CHARLES TOPFFER, AU 3, COUR DE ROHAN
L'atelier aux vitraux
Pendant plusieurs années Il habita au 6, rue de Seine, déjà entouré de bibelots, objets d’art et étoffes, puis alla s’installer au 3, cour de Rohan, d’abord au rez-de-chaussée, puis au premier étage, dans le vieil édifice à hautes fenêtres bien connu des amateurs de ce coin. Le local, plus vaste, lui permit d’amasser de nombreux objets de collection et devint un atelier à sa mesure et fort curieux, divisé en compartiments et ornés de nombreux vitraux, dont quelques-uns, magnifiques, dataient du XIIIe siècle. Il les tenait d’un lot de verreries mis au rebut par un curé, acheté à vil prix et dont une partie fut ultérieurement vendue à Genève (ce lot serait conservé, dit-on au musée de l’Ariana).
L'atelier de Charles Töpffer, cour de Rohan, 1, doc. Sh6. Agrandir >>>
Il trouvait un grand plaisir à arranger ensemble des fragments de vitraux qu’il plombait lui-même. L’atelier déjà fort pittoresque de par son habitat, ressemblait donc aussi bien à un cabinet de curiosités qu’à un atelier de sculpteur ou de maître verrier.
L'atelier de Charles Töpffer, cour de Rohan, 2, doc. Sh6. Agrandir >>>
Charles Töpffer n’ayant abordé les études de dessin que tardivement et, disons-le, jouissant de rentes suffisantes, avait senti qu’il ne pourrait s’attaquer à des œuvres de grandes dimensions : il réalisa surtout des bustes en bronze, comme celui de Brazza, et de nombreux médaillons portraits.
L'atelier de Charles Töpffer, cour de Rohan, 3, doc. Sh6. Agrandir >>>
Le cabaret de la "Petite Vache", au 66, rue Mazarine, rendez-vous des géographes.

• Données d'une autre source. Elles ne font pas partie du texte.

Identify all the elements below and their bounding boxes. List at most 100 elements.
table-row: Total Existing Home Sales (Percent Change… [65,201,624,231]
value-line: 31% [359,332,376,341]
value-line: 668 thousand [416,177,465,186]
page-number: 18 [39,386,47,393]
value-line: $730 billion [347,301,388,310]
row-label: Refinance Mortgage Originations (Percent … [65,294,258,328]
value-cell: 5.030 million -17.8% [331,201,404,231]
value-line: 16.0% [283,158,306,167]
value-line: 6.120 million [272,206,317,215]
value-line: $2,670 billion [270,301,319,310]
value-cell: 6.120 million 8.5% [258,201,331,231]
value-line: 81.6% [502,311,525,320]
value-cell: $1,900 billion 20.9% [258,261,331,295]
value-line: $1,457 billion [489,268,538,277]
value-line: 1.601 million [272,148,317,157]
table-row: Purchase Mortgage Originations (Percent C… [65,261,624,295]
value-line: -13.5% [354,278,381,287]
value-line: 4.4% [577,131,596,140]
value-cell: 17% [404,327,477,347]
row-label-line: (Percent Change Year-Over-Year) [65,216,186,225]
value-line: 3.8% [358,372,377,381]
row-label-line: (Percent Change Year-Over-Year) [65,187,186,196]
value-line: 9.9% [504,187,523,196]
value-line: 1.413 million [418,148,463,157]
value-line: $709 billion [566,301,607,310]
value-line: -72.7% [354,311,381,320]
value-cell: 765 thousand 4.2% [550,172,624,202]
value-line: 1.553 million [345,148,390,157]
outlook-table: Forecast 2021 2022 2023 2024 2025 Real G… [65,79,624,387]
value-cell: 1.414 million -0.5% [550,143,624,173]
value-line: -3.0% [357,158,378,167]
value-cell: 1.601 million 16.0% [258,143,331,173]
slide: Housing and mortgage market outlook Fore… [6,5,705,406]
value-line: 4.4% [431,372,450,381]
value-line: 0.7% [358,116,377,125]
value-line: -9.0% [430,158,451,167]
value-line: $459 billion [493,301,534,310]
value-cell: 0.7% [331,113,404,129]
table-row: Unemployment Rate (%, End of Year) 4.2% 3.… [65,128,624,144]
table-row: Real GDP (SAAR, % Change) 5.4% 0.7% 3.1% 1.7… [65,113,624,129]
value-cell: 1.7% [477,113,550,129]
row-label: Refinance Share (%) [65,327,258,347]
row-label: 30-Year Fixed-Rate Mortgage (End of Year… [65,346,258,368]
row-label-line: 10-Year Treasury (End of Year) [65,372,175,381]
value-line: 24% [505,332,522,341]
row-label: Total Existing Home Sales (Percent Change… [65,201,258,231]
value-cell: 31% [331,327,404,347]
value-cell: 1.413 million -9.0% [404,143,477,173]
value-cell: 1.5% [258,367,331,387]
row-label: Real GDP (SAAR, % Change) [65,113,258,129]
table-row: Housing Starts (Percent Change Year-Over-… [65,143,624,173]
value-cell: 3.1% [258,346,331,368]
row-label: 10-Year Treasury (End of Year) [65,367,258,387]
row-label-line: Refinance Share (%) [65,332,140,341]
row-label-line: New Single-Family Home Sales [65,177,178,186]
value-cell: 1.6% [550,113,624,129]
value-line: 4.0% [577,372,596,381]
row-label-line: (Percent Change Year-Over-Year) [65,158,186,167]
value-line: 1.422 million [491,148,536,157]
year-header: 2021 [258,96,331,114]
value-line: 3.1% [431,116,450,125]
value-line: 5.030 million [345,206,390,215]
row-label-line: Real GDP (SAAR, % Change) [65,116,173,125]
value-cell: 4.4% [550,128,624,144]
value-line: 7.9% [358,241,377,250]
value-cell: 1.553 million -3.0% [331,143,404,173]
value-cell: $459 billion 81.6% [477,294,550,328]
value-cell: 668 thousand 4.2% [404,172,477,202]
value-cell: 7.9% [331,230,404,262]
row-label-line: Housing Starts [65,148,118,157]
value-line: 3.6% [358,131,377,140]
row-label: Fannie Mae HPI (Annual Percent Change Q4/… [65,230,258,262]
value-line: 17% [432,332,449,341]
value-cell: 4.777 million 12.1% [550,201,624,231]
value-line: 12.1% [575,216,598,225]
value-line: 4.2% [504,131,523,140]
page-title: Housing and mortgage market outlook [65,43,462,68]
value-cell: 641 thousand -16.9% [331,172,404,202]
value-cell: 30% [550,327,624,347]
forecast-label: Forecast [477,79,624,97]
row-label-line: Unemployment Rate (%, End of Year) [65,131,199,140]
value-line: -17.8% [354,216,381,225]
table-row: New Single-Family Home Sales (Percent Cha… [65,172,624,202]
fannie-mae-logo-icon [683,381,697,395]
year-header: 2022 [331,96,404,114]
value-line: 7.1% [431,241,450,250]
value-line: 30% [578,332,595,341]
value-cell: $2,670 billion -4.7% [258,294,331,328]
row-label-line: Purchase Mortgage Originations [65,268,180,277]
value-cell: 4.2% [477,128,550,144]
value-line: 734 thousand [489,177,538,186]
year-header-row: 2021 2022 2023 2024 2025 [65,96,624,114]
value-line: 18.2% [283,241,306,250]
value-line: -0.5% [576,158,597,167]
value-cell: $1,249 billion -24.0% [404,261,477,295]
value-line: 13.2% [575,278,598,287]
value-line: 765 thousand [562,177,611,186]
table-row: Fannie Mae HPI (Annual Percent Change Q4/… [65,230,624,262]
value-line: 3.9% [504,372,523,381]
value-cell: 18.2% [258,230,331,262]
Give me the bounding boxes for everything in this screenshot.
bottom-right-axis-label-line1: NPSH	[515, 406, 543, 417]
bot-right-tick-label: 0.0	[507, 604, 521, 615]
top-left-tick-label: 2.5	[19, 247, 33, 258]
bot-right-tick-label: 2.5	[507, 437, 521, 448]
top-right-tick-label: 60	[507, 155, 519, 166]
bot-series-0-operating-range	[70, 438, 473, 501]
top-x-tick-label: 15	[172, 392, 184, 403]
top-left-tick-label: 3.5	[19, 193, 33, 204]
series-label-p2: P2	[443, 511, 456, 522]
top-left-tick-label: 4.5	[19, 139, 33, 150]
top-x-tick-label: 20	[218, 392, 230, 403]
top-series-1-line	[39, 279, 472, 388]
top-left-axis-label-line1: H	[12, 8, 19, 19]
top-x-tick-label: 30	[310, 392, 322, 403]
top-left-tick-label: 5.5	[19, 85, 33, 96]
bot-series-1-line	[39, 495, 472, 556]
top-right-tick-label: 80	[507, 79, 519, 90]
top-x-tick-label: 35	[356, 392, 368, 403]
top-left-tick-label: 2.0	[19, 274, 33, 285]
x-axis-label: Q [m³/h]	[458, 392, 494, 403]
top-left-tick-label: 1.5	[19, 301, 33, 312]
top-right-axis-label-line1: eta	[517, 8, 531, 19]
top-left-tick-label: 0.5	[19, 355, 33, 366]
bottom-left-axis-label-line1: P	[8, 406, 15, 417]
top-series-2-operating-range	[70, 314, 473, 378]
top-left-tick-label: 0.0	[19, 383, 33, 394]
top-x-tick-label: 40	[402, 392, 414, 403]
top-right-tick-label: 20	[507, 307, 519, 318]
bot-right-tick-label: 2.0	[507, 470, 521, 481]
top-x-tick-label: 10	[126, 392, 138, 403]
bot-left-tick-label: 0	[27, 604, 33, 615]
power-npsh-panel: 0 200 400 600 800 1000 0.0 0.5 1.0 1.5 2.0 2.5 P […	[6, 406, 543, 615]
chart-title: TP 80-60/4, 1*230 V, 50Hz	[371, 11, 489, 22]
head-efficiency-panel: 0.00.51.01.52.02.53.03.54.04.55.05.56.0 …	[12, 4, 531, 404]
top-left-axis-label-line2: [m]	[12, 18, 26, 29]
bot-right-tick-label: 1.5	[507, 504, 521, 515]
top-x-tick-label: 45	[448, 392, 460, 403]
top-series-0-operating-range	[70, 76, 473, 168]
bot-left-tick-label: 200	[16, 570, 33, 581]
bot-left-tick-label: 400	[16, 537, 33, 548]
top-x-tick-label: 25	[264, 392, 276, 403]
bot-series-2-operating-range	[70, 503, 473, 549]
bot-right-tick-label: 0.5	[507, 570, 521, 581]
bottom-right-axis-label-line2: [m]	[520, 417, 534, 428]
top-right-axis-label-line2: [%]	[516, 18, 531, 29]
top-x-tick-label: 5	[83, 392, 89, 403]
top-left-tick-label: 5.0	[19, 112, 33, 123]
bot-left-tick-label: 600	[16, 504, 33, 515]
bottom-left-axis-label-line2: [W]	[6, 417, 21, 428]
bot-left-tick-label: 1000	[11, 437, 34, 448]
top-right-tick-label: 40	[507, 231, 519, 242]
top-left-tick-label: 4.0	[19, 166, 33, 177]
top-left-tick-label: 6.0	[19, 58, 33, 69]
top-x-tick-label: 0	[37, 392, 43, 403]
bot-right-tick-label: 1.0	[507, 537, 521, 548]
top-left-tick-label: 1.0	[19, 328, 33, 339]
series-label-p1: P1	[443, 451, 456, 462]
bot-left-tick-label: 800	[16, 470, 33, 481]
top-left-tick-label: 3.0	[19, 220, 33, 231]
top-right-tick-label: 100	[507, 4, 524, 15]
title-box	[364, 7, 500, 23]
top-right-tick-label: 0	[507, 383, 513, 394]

Doté de finesse d’observation, il était dit-on, fort séduisant en société ; héritier de l’esprit caustique de son père, c’était, disait Evert van Muyden, un causeur charmant aux fines réparties. Il fréquentait assidûment le célèbre restaurant crèmerie de la « Petite Vache », au 66, rue Mazarine, les habitués d’alors se sont longtemps souvenus de l’entrain qu’il y apportait. Ce restaurant, malgré son exigüité et son aspect insignifiant, fut pourtant pendant près de 50 ans de 1848 à 1898 le rendez-vous d’hommes cultivés et surtout d’esprit.
De nombreux explorateurs de la Société de géographie, qui s’y réunissaient chaque Vendredi, y échafaudèrent de grands projets, comme Brazza, Garnier, Mizon, Crampel, Crevaux et bien d’autres. L’humour et la bonne humeur était de rigueur dans ces deux petites salles, l’une surnommée le Sénat, l’autre la Chambre des députés : il nous reste notamment la trace d’une soirée nommée pompeusement « Bal du Pis », dont l’invitation était assortie du programme suivant :
- Chaque veau est prié de se vêtir d’une façon grotesque quoique décente,
- Chaque génisse est priée de se vêtir d’une façon excitante, quoiqu’indécente
- Les salons ouvriront à 10 heures
- On est prié de laisser sa mauvaise humeur au vestiaire
- NB : par ordre du préfet, les veaux marins sont prévenus que toute scène de jalousie est absolument interdite.
Ce carton avait été réalisé par Evert van Muyden, un illustrateur graveur de talent, grand habitué du lieu et cousin de Toppfer, qui réalisait patiemment de nombreux portraits d’un réalisme surprenant qui sont parfois les seules représentations que nous ayons de ces conquérants du monde : ses recueils de dessins, quoique malmenés par de nombreuses « consultations » sur les tables de la gargote, ont été restaurés et conservés au cabinet des estampes de la BnF sous le nom « l’album de la Petite Vache ». Parfois une croix ajoutée en haut du portrait, comme ceux de Francis Garnier, Jacques de Brazza, J.L. Dutreuil de Rheins et Paul Crampel rappelait la réalité du métier d’explorateur d’alors.
Portraits de Pierre Savorgnan de Brazza, et du Docteur Noël Ballay par Evert van Muyden. Doc. Christian Chevalier. Agrandir >>>
Des médecins et des artistes fréquentaient également l’endroit, comme Harpignies et Whistler, pour ne citer que deux de nos illustrateurs du quartier.
Après 1898, ce restaurant devint rapidement dit-on, une gargote très quelconque.